À cette époque, ChatGPT n'existait pas encore, les LLM n'étaient encore que des concepts dans des articles académiques, mais l'équipe centrale d'OpenAI savait déjà clairement une chose :
La voie vers l'AGI et même l'ASI est finalement une course aux armements de puissance de calcul. Aujourd'hui en 2026, ce jugement est en train d'être validé de manière frénétique.
Ce sur quoi cette IPO parie vraiment, ce n'est jamais seulement le ratio cours/bénéfice d'une entreprise.
Elle mise sur : la prochaine intelligence que l'humanité est en train de construire. Et cette intelligence nécessite une échelle de puissance de calcul qui dépasse de loin l'imagination de tous aujourd'hui.
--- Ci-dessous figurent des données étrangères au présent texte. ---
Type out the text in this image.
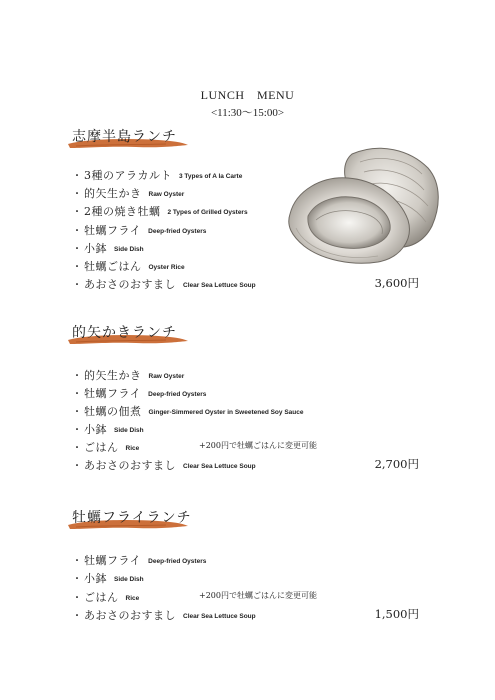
LUNCH　MENU
<11:30〜15:00>
志摩半島ランチ
・ 3種のアラカルト 3 Types of A la Carte
・ 的矢生かき Raw Oyster
・ 2種の焼き牡蠣 2 Types of Grilled Oysters
・ 牡蠣フライ Deep-fried Oysters
・ 小鉢 Side Dish
・ 牡蠣ごはん Oyster Rice
・ あおさのおすまし Clear Sea Lettuce Soup	3,600円
的矢かきランチ
・ 的矢生かき Raw Oyster
・ 牡蠣フライ Deep-fried Oysters
・ 牡蠣の佃煮 Ginger-Simmered Oyster in Sweetened Soy Sauce
・ 小鉢 Side Dish
・ ごはん Rice	+200円で牡蠣ごはんに変更可能
・ あおさのおすまし Clear Sea Lettuce Soup	2,700円
牡蠣フライランチ
・ 牡蠣フライ Deep-fried Oysters
・ 小鉢 Side Dish
・ ごはん Rice	+200円で牡蠣ごはんに変更可能
・ あおさのおすまし Clear Sea Lettuce Soup	1,500円
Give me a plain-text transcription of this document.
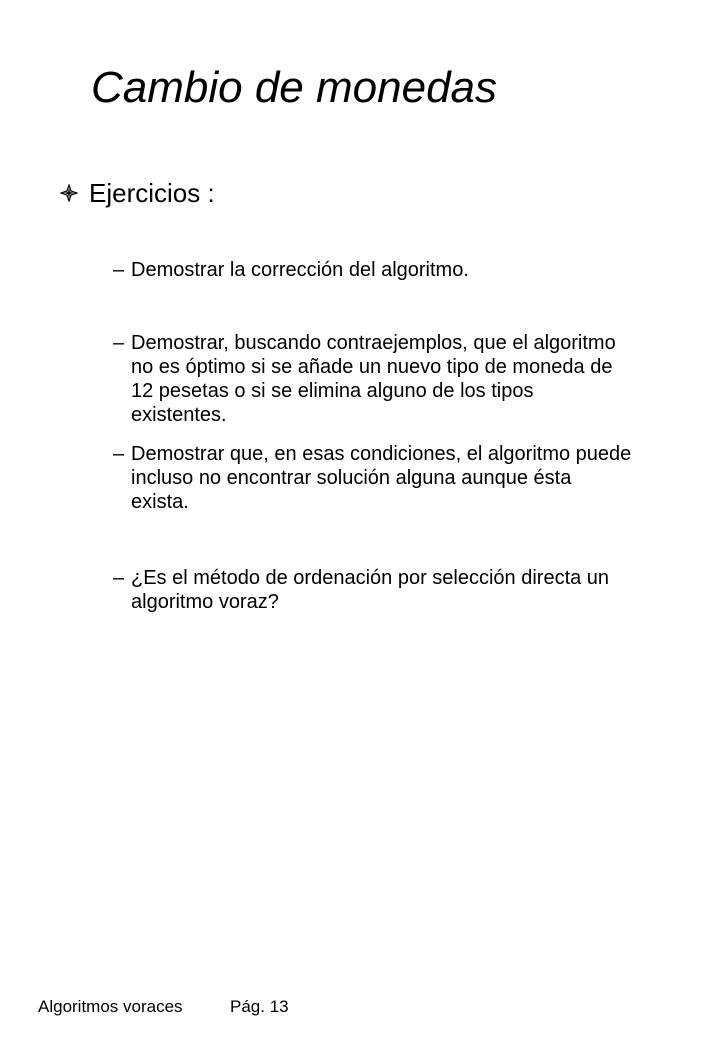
Cambio de monedas
Ejercicios :
– Demostrar la corrección del algoritmo.
– Demostrar, buscando contraejemplos, que el algoritmo no es óptimo si se añade un nuevo tipo de moneda de 12 pesetas o si se elimina alguno de los tipos existentes.
– Demostrar que, en esas condiciones, el algoritmo puede incluso no encontrar solución alguna aunque ésta exista.
– ¿Es el método de ordenación por selección directa un algoritmo voraz?
Algoritmos voraces	Pág. 13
Lorsque le capital commence à valoriser à 66 milliards de dollars une société de puces vieille de 10 ans, lorsqu'OpenAI est prêt à débourser 20 milliards de dollars juste pour verrouiller 1/40e de son déficit de calcul, lorsque SpaceX, OpenAI, Anthropic font la queue pour des IPO de milliers de milliards de dollars –
C'est la civilisation humaine qui, en prévision de l'arrivée de la super-intelligence, prépare à l'avance les fondations.
Celui qui pose les fondations en premier gagne son ticket d'entrée pour l'ère de l'ASI. Celui qui observe depuis la touche ne sera jamais qu'un spectateur.